Sonntag 05.06.2016
Heute ist wieder einmal früh aufstehen angesagt. Wir müssen bereits um 07:00 Uhr im 1h entfernten Hanalei sein. Von dort wollen wir eine Bootstour zur berühmten Nā Pali Küste machen. Das Wetter präsentiert sich heute von seiner besseren Seite und wir fahren der aufgehenden Sonne entgegen. In Hanalei angekommen melden wir uns im Büro des Touranbieters an. Wir bekommen letzte Instruktionen und einen Trockensack für unsere Sachen.
Mit einem Kleinbus geht es dann zum Strand, wo bereits der Katamaran auf uns wartet. Hierbei handelt es sich allerdings nicht um einen Katamaran mit Segel, sondern um einen motorisierten Katamaran. Dies hat den Vorteil, dass der Katamaran dank des fehlenden Mastens in Höhlen fahren kann. Noch während wir den Katamaran besteigen setzt Regen ein.
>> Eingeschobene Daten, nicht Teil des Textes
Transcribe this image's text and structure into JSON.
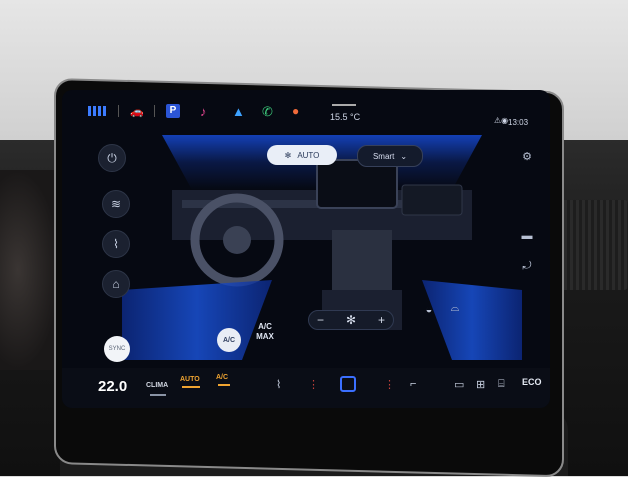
{
  "status_bar": {
    "outside_temp": "15.5 °C",
    "time": "13:03",
    "icons": [
      "apps-grid-icon",
      "car-icon",
      "parking-icon",
      "music-icon",
      "navigation-icon",
      "phone-icon",
      "profile-icon"
    ]
  },
  "climate_header": {
    "mode_label": "AUTO",
    "profile_label": "Smart"
  },
  "climate_controls": {
    "ac_label": "A/C",
    "ac_max_label": "A/C MAX",
    "sync_label": "SYNC",
    "fan_minus": "−",
    "fan_plus": "+"
  },
  "bottom_bar": {
    "driver_temp": "22.0",
    "clima_label": "CLIMA",
    "auto_label": "AUTO",
    "ac_label": "A/C",
    "eco_label": "ECO"
  },
  "colors": {
    "accent_blue": "#2d6bff",
    "accent_orange": "#f0a431",
    "screen_bg": "#060912"
  }
}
Dies ist zum Glück nicht so schlimm, denn wir fahren der Sonne entgegen und schon bald haben wir den Regen hinter uns gelassen.
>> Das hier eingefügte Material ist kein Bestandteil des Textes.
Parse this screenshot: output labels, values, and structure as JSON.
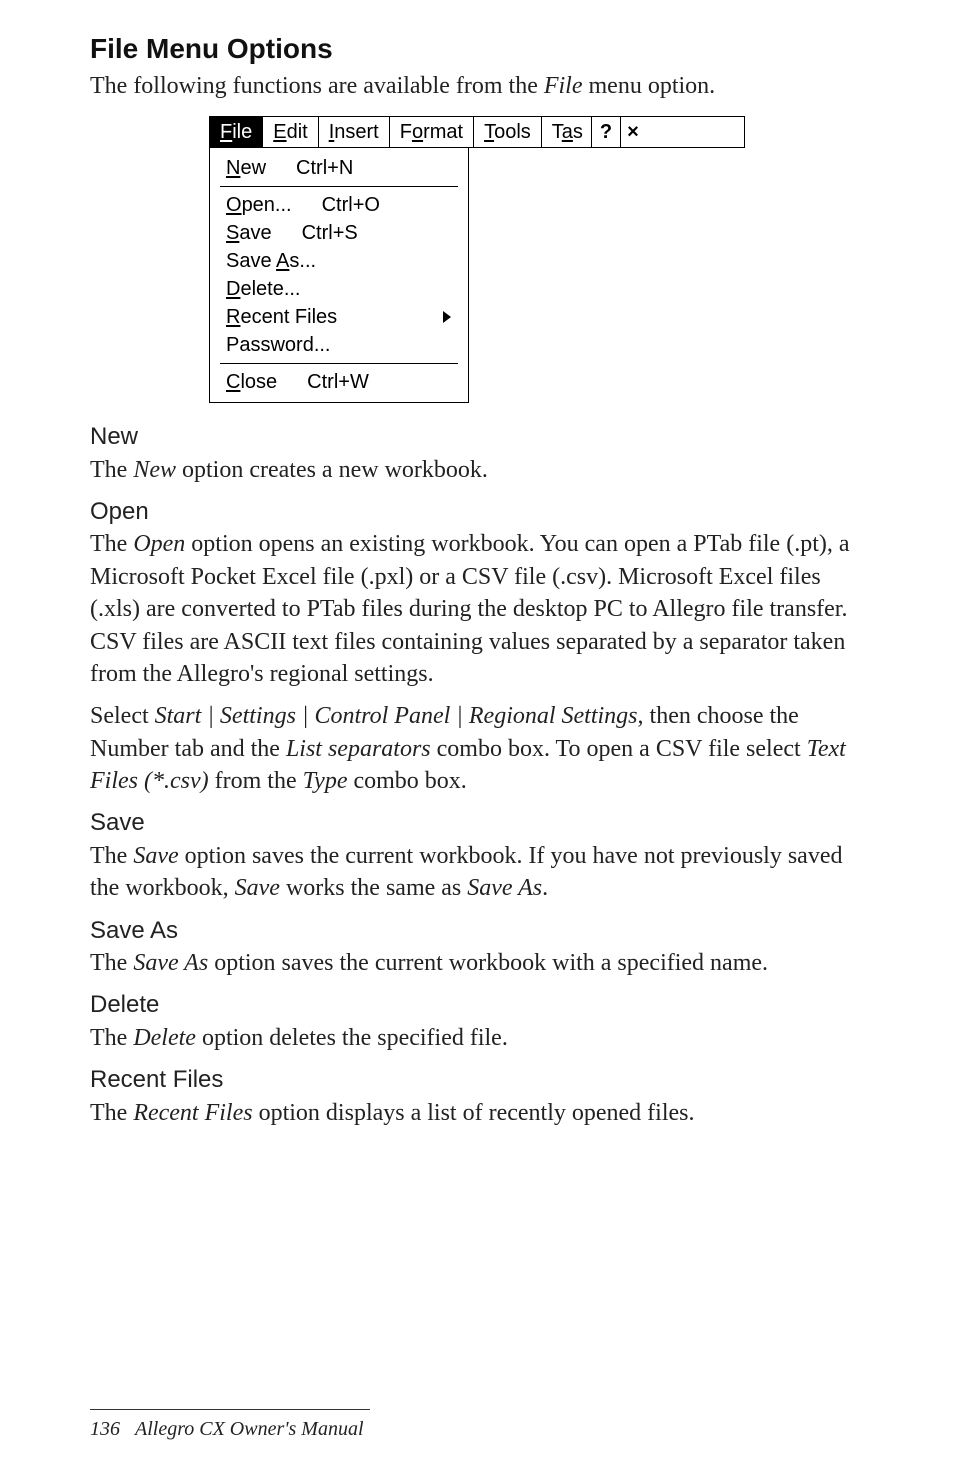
{
  "page": {
    "title": "File Menu Options",
    "intro_a": "The following functions are available from the ",
    "intro_file": "File",
    "intro_b": " menu option."
  },
  "menubar": {
    "file_pre_u": "F",
    "file_post": "ile",
    "edit_pre_u": "E",
    "edit_post": "dit",
    "insert_pre_u": "I",
    "insert_post": "nsert",
    "format_pre": "F",
    "format_u": "o",
    "format_post": "rmat",
    "tools_pre_u": "T",
    "tools_post": "ools",
    "task_pre": "T",
    "task_u": "a",
    "task_post": "s",
    "help": "?",
    "close": "×"
  },
  "dropdown": {
    "new_pre": "",
    "new_u": "N",
    "new_post": "ew",
    "new_sc": "Ctrl+N",
    "open_pre": "",
    "open_u": "O",
    "open_post": "pen...",
    "open_sc": "Ctrl+O",
    "save_pre": "",
    "save_u": "S",
    "save_post": "ave",
    "save_sc": "Ctrl+S",
    "saveas_pre": "Save ",
    "saveas_u": "A",
    "saveas_post": "s...",
    "delete_pre": "",
    "delete_u": "D",
    "delete_post": "elete...",
    "recent_pre": "",
    "recent_u": "R",
    "recent_post": "ecent Files",
    "password": "Password...",
    "close_pre": "",
    "close_u": "C",
    "close_post": "lose",
    "close_sc": "Ctrl+W"
  },
  "sections": {
    "new_h": "New",
    "new_a": "The ",
    "new_i": "New",
    "new_b": " option creates a new workbook.",
    "open_h": "Open",
    "open_a": "The ",
    "open_i": "Open",
    "open_b": " option opens an existing workbook. You can open a PTab file (.pt), a Microsoft Pocket Excel file (.pxl) or a CSV file (.csv). Microsoft Excel files (.xls) are converted to PTab files during the desktop PC to Allegro file transfer. CSV files are ASCII text files containing values separated by a separator taken from the Allegro's regional settings.",
    "open2_a": "Select ",
    "open2_i1": "Start | Settings | Control Panel | Regional Settings",
    "open2_b": ", then choose the Number tab and the ",
    "open2_i2": "List separators",
    "open2_c": " combo box. To open a CSV file select ",
    "open2_i3": "Text Files (*.csv)",
    "open2_d": " from the  ",
    "open2_i4": "Type",
    "open2_e": " combo box.",
    "save_h": "Save",
    "save_a": "The ",
    "save_i1": "Save",
    "save_b": " option saves the current workbook. If you have not previously saved the workbook, ",
    "save_i2": "Save",
    "save_c": " works the same as ",
    "save_i3": "Save As",
    "save_d": ".",
    "saveas_h": "Save As",
    "saveas_a": "The ",
    "saveas_i": "Save As",
    "saveas_b": " option saves the current workbook with a specified name.",
    "delete_h": "Delete",
    "delete_a": "The ",
    "delete_i": "Delete",
    "delete_b": " option deletes the specified file.",
    "recent_h": "Recent Files",
    "recent_a": "The ",
    "recent_i": "Recent Files",
    "recent_b": " option displays a list of recently opened files."
  },
  "footer": {
    "page_num": "136",
    "book": "Allegro CX Owner's Manual"
  }
}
Wir kommen gut vorwärts und können die wunderschöne Küste bestaunen. Alles ist Grün und überall sind Wasserfälle zu sehen, die sich die Berge herunterstürzen. Die Nā Pali Küste ist sehr wild und kann nur zu Fuss oder mit dem Kajak erreicht werden. Oder aber gemütlicher mit dem Helikopter oder dem Boot bestaunt werden. Mit Boot und Helikopter ist es aber verboten an Land zu gehen. Wer also an den abgelegenen Stränden baden möchte, der muss sich das schon verdienen. Der Wanderweg ist rund 18 Km lang und unterwegs gibt es nur Natur pur. Keine Hütten und auch keine Sanitären Anlagen. Wer also den Weg begehen will, muss alles mitnehmen, unter anderem auch ein Zelt. Denn an einem Tag ist der Weg nicht zu schaffen. Die 18 Km sind nur der Hinweg und da es keine Rundwanderung ist, muss man auf dem gleichen Weg zurück, auf welchem man gekommen ist.
Die Fahrt kommt einem vor wie im Film und man fühlt sich in eine andere Welt versetzt. King Kong und Jurassic Park wurden an dieser Küste gedreht. Durch die gute Grösse des Schiffs können wir in Höhlen fahren und unter Wasserfällen durchfahren. Die Mittags- und Schnorchel-Pause machen wir an einem einsamen Strand. Dort haben wir ca. 1.5 Stunden für den Mittag und das Schnorcheln Zeit. Das Riff bietet uns eine super Gelegenheit fürs Schnorcheln. Die Fische und Schildkröten waren sehr zahlreich. Nach dieser Pause geht es mit dem Boot wieder dieselbe Strecke zurück und wir können ein letztes Mal die imposante Küste geniessen.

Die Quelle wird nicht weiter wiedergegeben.